(February 8, 2020 at 3:40 pm)ColdComfort Wrote:(February 8, 2020 at 10:32 am)John 6IX Breezy Wrote: I think it's generally good to view most brain injuries and diseases, even those stemming from genetic or behaviors such as drug use, as either hijacking, exploiting, or limiting what the brain does naturally. Perhaps I'm wrong, but I don't know any disorder that adds a behavior that isn't already possible in a healthy brain. Drugs and diseases are using the same colors to make a different painting.
Everything that's good can be used for evil. Your immune system fights off pathogens, but if it no longer recognizes your native cells you get an autoimmune disorder. The same hands that can be used for building houses can be used for breaking necks. Evil can always be possible because things that are designed for good can always be misplaced.
Perhaps the only way to design an organism incapable of evil is to create an organism that has no autonomy, no behaviors, and no functions.
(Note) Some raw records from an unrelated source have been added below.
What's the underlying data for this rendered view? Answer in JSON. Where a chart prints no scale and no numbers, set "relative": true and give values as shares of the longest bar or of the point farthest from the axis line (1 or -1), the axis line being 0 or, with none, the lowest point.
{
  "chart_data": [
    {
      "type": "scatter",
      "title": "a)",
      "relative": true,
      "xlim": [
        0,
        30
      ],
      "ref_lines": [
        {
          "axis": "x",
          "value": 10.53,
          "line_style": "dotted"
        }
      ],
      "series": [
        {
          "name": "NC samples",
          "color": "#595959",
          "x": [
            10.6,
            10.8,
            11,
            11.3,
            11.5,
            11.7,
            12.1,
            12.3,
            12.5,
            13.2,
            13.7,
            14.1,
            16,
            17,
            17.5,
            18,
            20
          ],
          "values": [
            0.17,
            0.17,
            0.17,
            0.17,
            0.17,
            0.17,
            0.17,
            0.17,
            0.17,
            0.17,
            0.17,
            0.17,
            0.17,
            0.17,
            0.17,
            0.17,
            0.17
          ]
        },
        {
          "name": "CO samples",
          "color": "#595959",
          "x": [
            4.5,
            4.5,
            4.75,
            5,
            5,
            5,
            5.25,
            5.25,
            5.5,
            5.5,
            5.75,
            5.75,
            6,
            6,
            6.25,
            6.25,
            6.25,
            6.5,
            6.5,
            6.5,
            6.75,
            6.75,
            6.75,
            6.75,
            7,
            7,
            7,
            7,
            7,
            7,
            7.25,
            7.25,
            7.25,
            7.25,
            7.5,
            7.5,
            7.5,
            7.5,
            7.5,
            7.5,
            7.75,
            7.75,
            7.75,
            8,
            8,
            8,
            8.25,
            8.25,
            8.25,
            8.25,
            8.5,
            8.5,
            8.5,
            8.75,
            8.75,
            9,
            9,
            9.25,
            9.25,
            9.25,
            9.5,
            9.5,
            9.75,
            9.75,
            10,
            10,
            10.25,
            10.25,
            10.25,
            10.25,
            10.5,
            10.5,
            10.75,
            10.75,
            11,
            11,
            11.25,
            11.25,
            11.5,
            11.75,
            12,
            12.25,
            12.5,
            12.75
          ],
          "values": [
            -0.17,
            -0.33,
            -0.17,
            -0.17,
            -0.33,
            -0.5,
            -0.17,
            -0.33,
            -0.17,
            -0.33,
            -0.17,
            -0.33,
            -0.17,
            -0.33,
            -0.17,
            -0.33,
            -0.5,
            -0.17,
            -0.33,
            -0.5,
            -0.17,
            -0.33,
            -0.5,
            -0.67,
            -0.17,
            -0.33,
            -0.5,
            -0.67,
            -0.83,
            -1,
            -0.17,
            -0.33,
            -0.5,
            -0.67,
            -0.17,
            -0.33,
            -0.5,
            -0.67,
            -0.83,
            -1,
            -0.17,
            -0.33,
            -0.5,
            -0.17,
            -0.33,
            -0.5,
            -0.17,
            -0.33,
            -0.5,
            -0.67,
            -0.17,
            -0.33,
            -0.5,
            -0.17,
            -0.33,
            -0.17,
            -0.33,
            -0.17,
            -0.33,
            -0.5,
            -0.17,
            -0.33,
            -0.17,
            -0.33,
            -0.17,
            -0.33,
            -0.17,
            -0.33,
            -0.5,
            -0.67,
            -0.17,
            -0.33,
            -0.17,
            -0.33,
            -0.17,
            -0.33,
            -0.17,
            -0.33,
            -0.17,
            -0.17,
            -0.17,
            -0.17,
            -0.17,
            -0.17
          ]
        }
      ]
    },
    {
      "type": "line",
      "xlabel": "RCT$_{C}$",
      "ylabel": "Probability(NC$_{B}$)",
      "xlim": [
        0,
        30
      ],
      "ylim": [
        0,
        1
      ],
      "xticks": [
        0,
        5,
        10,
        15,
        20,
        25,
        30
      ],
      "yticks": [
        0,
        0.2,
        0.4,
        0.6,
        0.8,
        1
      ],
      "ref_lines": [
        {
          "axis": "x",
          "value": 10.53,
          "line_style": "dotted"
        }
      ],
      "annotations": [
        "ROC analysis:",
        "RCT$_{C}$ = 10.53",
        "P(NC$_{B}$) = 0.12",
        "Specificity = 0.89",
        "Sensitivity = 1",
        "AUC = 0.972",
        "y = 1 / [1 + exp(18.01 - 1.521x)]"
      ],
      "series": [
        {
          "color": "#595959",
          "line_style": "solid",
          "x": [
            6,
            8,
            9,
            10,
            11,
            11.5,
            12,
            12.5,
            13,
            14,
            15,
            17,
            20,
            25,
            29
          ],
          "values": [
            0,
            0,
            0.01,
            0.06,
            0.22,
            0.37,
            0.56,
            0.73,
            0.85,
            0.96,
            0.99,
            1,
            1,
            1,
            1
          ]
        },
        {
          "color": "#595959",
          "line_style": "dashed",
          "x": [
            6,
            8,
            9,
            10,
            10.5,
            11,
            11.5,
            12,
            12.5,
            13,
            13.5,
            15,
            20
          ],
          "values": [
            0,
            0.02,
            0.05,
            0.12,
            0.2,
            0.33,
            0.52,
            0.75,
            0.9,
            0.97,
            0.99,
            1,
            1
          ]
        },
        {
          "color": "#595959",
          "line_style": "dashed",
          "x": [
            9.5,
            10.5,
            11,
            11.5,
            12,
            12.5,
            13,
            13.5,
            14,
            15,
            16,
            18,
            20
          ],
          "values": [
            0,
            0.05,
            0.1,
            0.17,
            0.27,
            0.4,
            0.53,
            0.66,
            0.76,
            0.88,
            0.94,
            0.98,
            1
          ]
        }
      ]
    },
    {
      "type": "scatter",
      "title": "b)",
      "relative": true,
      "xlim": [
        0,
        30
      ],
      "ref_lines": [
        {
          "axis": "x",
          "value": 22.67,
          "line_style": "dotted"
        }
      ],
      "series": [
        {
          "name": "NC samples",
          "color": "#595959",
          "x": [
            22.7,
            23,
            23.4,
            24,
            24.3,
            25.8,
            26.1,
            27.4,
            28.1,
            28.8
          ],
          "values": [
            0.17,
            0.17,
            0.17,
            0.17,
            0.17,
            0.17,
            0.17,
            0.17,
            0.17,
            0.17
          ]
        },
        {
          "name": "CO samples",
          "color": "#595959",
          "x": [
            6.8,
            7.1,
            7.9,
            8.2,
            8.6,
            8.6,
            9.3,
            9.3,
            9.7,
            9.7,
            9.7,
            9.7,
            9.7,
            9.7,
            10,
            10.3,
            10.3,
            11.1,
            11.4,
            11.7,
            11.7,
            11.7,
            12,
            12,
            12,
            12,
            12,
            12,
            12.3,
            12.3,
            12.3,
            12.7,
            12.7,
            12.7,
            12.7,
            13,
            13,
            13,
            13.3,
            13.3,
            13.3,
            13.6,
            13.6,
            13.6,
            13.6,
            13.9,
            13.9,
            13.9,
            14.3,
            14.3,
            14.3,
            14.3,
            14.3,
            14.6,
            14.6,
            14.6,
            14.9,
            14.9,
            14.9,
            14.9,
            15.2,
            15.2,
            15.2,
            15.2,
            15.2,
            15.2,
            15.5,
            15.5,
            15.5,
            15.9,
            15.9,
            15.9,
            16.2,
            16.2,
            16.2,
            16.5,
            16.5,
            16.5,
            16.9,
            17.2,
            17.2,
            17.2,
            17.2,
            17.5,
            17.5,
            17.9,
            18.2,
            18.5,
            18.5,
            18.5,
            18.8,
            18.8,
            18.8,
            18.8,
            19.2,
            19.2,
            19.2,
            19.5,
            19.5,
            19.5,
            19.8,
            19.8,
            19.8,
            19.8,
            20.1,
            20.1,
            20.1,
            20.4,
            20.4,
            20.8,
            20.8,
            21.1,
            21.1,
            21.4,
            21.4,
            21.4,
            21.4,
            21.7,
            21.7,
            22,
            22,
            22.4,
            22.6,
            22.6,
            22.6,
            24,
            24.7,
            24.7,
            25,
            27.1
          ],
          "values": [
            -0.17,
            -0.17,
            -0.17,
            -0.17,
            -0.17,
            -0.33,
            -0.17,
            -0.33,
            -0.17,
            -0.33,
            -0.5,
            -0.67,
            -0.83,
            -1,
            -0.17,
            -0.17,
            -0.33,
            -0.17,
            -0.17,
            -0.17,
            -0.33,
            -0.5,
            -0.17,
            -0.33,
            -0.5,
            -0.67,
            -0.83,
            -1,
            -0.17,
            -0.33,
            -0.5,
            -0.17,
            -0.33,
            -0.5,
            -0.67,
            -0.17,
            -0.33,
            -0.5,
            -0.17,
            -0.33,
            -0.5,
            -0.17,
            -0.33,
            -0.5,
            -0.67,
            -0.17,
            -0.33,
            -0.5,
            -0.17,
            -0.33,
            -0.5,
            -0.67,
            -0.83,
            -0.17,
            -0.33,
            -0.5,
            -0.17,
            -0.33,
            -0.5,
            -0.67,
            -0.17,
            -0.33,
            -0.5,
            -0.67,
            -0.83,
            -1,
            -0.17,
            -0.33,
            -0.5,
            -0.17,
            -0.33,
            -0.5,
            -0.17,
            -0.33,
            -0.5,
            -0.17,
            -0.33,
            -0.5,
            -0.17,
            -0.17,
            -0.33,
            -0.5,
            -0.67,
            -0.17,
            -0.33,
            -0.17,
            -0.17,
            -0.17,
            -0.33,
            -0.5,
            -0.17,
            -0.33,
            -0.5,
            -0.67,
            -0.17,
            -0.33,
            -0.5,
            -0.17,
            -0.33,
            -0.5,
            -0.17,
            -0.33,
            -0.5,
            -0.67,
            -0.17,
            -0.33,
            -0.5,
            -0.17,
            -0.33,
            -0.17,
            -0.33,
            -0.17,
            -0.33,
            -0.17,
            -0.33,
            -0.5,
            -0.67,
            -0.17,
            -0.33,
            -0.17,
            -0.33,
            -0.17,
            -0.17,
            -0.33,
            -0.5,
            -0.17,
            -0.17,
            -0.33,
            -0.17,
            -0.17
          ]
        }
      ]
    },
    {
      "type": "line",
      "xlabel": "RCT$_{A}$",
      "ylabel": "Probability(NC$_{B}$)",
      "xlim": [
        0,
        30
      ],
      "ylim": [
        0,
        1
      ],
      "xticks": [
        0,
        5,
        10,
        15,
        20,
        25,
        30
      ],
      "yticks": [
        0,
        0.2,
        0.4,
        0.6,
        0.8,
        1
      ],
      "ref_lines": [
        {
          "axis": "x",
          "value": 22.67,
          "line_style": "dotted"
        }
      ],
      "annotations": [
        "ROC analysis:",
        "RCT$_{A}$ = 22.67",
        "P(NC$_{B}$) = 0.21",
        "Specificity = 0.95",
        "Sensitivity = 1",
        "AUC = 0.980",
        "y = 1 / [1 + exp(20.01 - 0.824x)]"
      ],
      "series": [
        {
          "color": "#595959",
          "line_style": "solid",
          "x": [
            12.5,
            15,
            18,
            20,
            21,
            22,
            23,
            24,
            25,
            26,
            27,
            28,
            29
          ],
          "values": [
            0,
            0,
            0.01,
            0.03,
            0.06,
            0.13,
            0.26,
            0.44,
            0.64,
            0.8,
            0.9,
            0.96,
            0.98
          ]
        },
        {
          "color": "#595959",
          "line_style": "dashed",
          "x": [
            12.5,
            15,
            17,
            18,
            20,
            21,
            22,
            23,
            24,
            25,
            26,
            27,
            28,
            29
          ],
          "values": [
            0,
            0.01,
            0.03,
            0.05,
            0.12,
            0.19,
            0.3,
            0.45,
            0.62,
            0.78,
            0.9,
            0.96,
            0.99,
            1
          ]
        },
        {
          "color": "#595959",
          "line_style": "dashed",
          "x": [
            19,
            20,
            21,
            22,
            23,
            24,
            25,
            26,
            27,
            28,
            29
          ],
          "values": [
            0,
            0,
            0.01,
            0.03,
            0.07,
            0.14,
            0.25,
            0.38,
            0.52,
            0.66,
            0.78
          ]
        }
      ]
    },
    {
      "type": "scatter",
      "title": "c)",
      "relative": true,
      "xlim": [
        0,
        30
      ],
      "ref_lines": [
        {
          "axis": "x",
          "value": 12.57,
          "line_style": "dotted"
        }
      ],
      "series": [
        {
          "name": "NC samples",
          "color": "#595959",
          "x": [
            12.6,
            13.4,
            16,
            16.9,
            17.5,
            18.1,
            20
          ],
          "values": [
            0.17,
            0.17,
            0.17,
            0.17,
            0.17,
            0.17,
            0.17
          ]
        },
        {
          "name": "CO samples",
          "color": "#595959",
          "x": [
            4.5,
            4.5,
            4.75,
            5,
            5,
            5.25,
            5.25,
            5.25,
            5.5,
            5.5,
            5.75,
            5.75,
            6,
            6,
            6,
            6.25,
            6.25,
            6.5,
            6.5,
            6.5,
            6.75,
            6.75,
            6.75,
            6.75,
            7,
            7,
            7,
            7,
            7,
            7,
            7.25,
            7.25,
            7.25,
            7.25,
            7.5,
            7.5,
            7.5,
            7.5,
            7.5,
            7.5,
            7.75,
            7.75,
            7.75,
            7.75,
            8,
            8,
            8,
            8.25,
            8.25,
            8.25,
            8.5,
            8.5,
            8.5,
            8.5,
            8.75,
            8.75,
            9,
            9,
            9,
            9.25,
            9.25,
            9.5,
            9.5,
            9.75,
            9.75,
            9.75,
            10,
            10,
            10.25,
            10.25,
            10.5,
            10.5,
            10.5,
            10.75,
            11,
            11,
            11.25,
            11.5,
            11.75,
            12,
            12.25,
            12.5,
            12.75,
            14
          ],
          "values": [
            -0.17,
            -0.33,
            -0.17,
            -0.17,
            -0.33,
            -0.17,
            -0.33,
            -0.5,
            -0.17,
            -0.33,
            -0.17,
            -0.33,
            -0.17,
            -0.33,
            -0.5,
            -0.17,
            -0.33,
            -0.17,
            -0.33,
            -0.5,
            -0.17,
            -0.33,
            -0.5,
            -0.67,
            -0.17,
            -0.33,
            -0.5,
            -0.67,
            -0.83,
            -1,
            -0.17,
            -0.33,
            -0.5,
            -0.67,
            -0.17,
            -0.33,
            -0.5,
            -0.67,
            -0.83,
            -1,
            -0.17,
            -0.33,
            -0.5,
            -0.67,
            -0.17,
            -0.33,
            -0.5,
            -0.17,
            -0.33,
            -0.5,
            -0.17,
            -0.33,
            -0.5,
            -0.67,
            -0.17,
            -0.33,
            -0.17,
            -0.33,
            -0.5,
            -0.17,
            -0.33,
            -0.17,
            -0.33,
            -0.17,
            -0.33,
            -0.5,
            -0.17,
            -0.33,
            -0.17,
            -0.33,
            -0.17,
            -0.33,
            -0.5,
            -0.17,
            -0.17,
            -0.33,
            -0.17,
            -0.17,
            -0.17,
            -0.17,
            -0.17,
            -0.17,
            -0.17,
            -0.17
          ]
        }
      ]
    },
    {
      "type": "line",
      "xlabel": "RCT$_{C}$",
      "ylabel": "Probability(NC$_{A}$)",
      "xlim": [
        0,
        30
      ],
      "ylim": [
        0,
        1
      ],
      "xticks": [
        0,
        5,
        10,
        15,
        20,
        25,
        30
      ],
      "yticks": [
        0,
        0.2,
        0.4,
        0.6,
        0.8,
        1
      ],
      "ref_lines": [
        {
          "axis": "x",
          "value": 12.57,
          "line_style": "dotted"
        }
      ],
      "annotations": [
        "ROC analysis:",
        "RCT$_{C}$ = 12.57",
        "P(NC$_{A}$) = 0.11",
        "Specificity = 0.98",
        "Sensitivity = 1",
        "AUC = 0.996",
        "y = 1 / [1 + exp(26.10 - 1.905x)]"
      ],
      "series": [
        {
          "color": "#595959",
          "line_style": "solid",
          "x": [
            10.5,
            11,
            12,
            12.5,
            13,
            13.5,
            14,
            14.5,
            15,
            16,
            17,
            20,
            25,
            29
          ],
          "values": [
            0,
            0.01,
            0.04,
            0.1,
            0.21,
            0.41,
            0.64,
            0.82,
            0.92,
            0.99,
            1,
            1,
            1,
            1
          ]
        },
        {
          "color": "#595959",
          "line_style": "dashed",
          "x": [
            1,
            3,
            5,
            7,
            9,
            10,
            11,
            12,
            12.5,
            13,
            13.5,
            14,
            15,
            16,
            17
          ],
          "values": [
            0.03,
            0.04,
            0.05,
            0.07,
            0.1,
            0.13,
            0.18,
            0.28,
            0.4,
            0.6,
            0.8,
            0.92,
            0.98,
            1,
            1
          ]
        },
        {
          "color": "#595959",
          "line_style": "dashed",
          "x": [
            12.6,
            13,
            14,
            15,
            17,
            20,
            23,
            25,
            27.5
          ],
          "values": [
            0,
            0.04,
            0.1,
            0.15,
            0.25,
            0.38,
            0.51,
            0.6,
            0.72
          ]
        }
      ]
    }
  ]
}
Okay. You may have a point. Nevertheless eliminating the type of male desire (it's always a man) to torture women for sexual pleasure does not seem to involve any logical contradiction and thus God could have done it without interfering with that individuals free will. I'm not that interested in the whole issue because God is under no compulsion or obligation to create the best of all possible worlds. I don't think he did but there is no conclusion about the nature or existence of God to be drawn from that. This whole debate seems the purview of Deists. As you already pointed out once the philosophical debate doesn't fit hand in glove with Revelation where after all we have the Fall, Original Sin and Jesus , in His human nature, being brutally and unjustly executed.
Well, at least we can agree on something - the described torture and murder of Jesus is one of the worst stories in religion (all religions, not just yours). Good thing it never happened, innit?